Robo-Adviser Settles Charges with SEC for Making Misleading Statements

Demonstrating its regulatory interest in the robo adviser industry, on December 21, 2018, the Securities and Exchange Commission issued an Order Instituting Administrative and Cease-and-Desist Proceedings against Wealthfront Advisers, LLC, a registered investment adviser which uses a software-based “robo adviser” platform in servicing its clients. The action is the second case against robo advisers filed on the same day. Wealthfront submitted an offer of settlement in light of the proceeding.

According to the SEC’s Order, Wealthfront utilizes a proprietary tax loss harvesting program (“TLH”) to help its clients garner tax benefits. These tax benefits would typically come through selling assets at a loss, which could potentially be used to reduce income or gains and create a lower tax liability. From October 2012 onward, Wealthfront has featured whitepapers on its website that provide information about the TLH strategy.
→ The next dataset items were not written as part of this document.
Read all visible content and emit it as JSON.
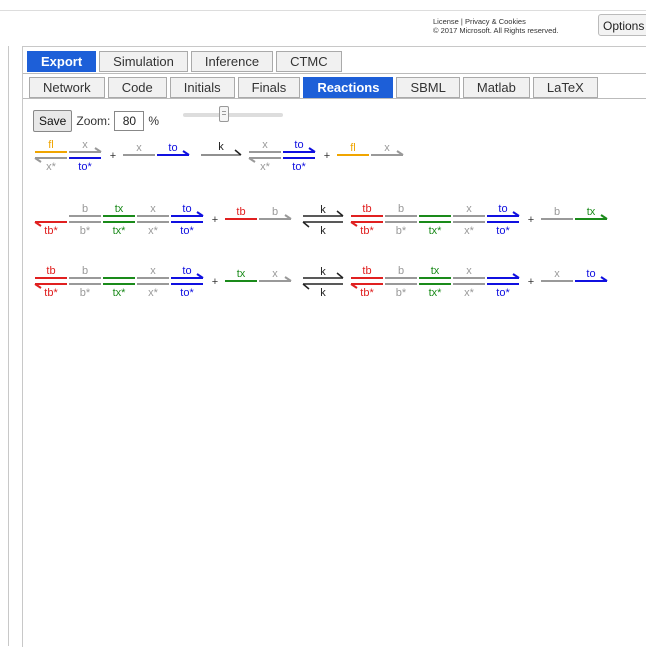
{
  "header": {
    "license_line1": "License | Privacy & Cookies",
    "license_line2": "© 2017 Microsoft. All Rights reserved.",
    "options_label": "Options"
  },
  "main_tabs": [
    "Export",
    "Simulation",
    "Inference",
    "CTMC"
  ],
  "main_tab_active": "Export",
  "sub_tabs": [
    "Network",
    "Code",
    "Initials",
    "Finals",
    "Reactions",
    "SBML",
    "Matlab",
    "LaTeX"
  ],
  "sub_tab_active": "Reactions",
  "toolbar": {
    "save_label": "Save",
    "zoom_label": "Zoom:",
    "zoom_value": "80",
    "zoom_unit": "%"
  },
  "colors": {
    "fl": "#f0a500",
    "tb": "#e02020",
    "tx": "#1a8a1a",
    "to": "#1010e0",
    "neutral": "#999999",
    "arrow": "#222222"
  },
  "reactions": [
    {
      "lhs": [
        {
          "top": [
            {
              "t": "fl",
              "c": "fl"
            },
            {
              "t": "x",
              "c": "neutral"
            }
          ],
          "bottom": [
            {
              "t": "x*",
              "c": "neutral"
            },
            {
              "t": "to*",
              "c": "to"
            }
          ],
          "arrow_top": true,
          "arrow_bottom_left": true
        },
        {
          "top": [
            {
              "t": "x",
              "c": "neutral"
            },
            {
              "t": "to",
              "c": "to"
            }
          ],
          "single": true
        }
      ],
      "arrow": "forward",
      "rate_forward": "k",
      "rhs": [
        {
          "top": [
            {
              "t": "x",
              "c": "neutral"
            },
            {
              "t": "to",
              "c": "to"
            }
          ],
          "bottom": [
            {
              "t": "x*",
              "c": "neutral"
            },
            {
              "t": "to*",
              "c": "to"
            }
          ]
        },
        {
          "top": [
            {
              "t": "fl",
              "c": "fl"
            },
            {
              "t": "x",
              "c": "neutral"
            }
          ],
          "single": true
        }
      ]
    },
    {
      "lhs": [
        {
          "top": [
            {
              "t": "b",
              "c": "neutral"
            },
            {
              "t": "tx",
              "c": "tx"
            },
            {
              "t": "x",
              "c": "neutral"
            },
            {
              "t": "to",
              "c": "to"
            }
          ],
          "bottom": [
            {
              "t": "tb*",
              "c": "tb"
            },
            {
              "t": "b*",
              "c": "neutral"
            },
            {
              "t": "tx*",
              "c": "tx"
            },
            {
              "t": "x*",
              "c": "neutral"
            },
            {
              "t": "to*",
              "c": "to"
            }
          ],
          "offset_top": 1
        },
        {
          "top": [
            {
              "t": "tb",
              "c": "tb"
            },
            {
              "t": "b",
              "c": "neutral"
            }
          ],
          "single": true
        }
      ],
      "arrow": "reversible",
      "rate_forward": "k",
      "rate_reverse": "k",
      "rhs": [
        {
          "top": [
            {
              "t": "tb",
              "c": "tb"
            },
            {
              "t": "b",
              "c": "neutral"
            },
            {
              "t": "",
              "c": "tx"
            },
            {
              "t": "x",
              "c": "neutral"
            },
            {
              "t": "to",
              "c": "to"
            }
          ],
          "bottom": [
            {
              "t": "tb*",
              "c": "tb"
            },
            {
              "t": "b*",
              "c": "neutral"
            },
            {
              "t": "tx*",
              "c": "tx"
            },
            {
              "t": "x*",
              "c": "neutral"
            },
            {
              "t": "to*",
              "c": "to"
            }
          ]
        },
        {
          "top": [
            {
              "t": "b",
              "c": "neutral"
            },
            {
              "t": "tx",
              "c": "tx"
            }
          ],
          "single": true
        }
      ]
    },
    {
      "lhs": [
        {
          "top": [
            {
              "t": "tb",
              "c": "tb"
            },
            {
              "t": "b",
              "c": "neutral"
            },
            {
              "t": "",
              "c": "tx"
            },
            {
              "t": "x",
              "c": "neutral"
            },
            {
              "t": "to",
              "c": "to"
            }
          ],
          "bottom": [
            {
              "t": "tb*",
              "c": "tb"
            },
            {
              "t": "b*",
              "c": "neutral"
            },
            {
              "t": "tx*",
              "c": "tx"
            },
            {
              "t": "x*",
              "c": "neutral"
            },
            {
              "t": "to*",
              "c": "to"
            }
          ]
        },
        {
          "top": [
            {
              "t": "tx",
              "c": "tx"
            },
            {
              "t": "x",
              "c": "neutral"
            }
          ],
          "single": true
        }
      ],
      "arrow": "reversible",
      "rate_forward": "k",
      "rate_reverse": "k",
      "rhs": [
        {
          "top": [
            {
              "t": "tb",
              "c": "tb"
            },
            {
              "t": "b",
              "c": "neutral"
            },
            {
              "t": "tx",
              "c": "tx"
            },
            {
              "t": "x",
              "c": "neutral"
            },
            {
              "t": "",
              "c": "to"
            }
          ],
          "bottom": [
            {
              "t": "tb*",
              "c": "tb"
            },
            {
              "t": "b*",
              "c": "neutral"
            },
            {
              "t": "tx*",
              "c": "tx"
            },
            {
              "t": "x*",
              "c": "neutral"
            },
            {
              "t": "to*",
              "c": "to"
            }
          ]
        },
        {
          "top": [
            {
              "t": "x",
              "c": "neutral"
            },
            {
              "t": "to",
              "c": "to"
            }
          ],
          "single": true
        }
      ]
    }
  ]
}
Between October 2012 and May 2016, Wealthfront’s TLH whitepaper explained that Wealthfront monitored client accounts in order to prevent transactions that could result in a “wash sale.” According to the SEC’s order, a wash sale happens when an investor sells a security at a loss and buys the same or a substantially similar security within a 30-day period after the sale. A wash sale results in the investor being unable to receive a tax benefit from realizing a loss. The SEC, however, found that in reality, Wealthfront’s TLH software was not set up so that it would review all client accounts to prevent wash sales. The SEC also found that as a result of this inadequate monitoring, about 31 percent of client accounts which used the TLH strategy incurred wash sales. As a result, clients failed to realize the tax benefits that Wealthfront advertised.

The SEC also alleged in its Order that Wealthfront violated the Investment Advisers Act’s Advertising Rule by publishing testimonials as well as other advertisements that did not include material information. Wealthfront published testimonials by retweeting Twitter posts from other Twitter users that contained favorable statements about Wealthfront. Wealthfront also allegedly retweeted posts made by persons who had an economic interest in Wealthfront, which created a conflict of interest that was not disclosed. When Wealthfront posted advertisements on Twitter, it also failed to consistently keep records of these advertisements.

The SEC also found that from about the middle of 2014 to the middle of 2015, Wealthfront participated in a program known as the Wealthfront Affiliate Program, where it would compensate bloggers to solicit clients to establish Wealthfront accounts. To solicit new clients, the bloggers would usually put a Wealthfront hyperlink in or close to a positive blog post about Wealthfront. The bloggers’ compensation would be determined based on the amount of assets a new client would invest in a Wealthfront account. According to the SEC, Wealthfront’s conduct pertaining to the Affiliate Program violated the Advisers Act because Wealthfront did not have a written solicitation agreement, did not make required disclosures to clients, and did not receive any written acknowledgments from clients confirming that they had received the required disclosures. The Advisers Act’s Cash Solicitation Rule, Rule 206(4)-3, obligates investment advisers who compensate third-party solicitors for client referrals to have a written solicitation agreement, to make specified disclosures to clients, and to receive written acknowledgments confirming that the solicited clients have received those disclosures. The SEC also found that during the time Wealthfront was participating in the Affiliate Program, it did not put into practice its written policies and procedures regarding solicitor agreements.

The SEC’s Order enjoined Wealthfront from further violations of the Advisers Act and imposed a civil money penalty of $250,000.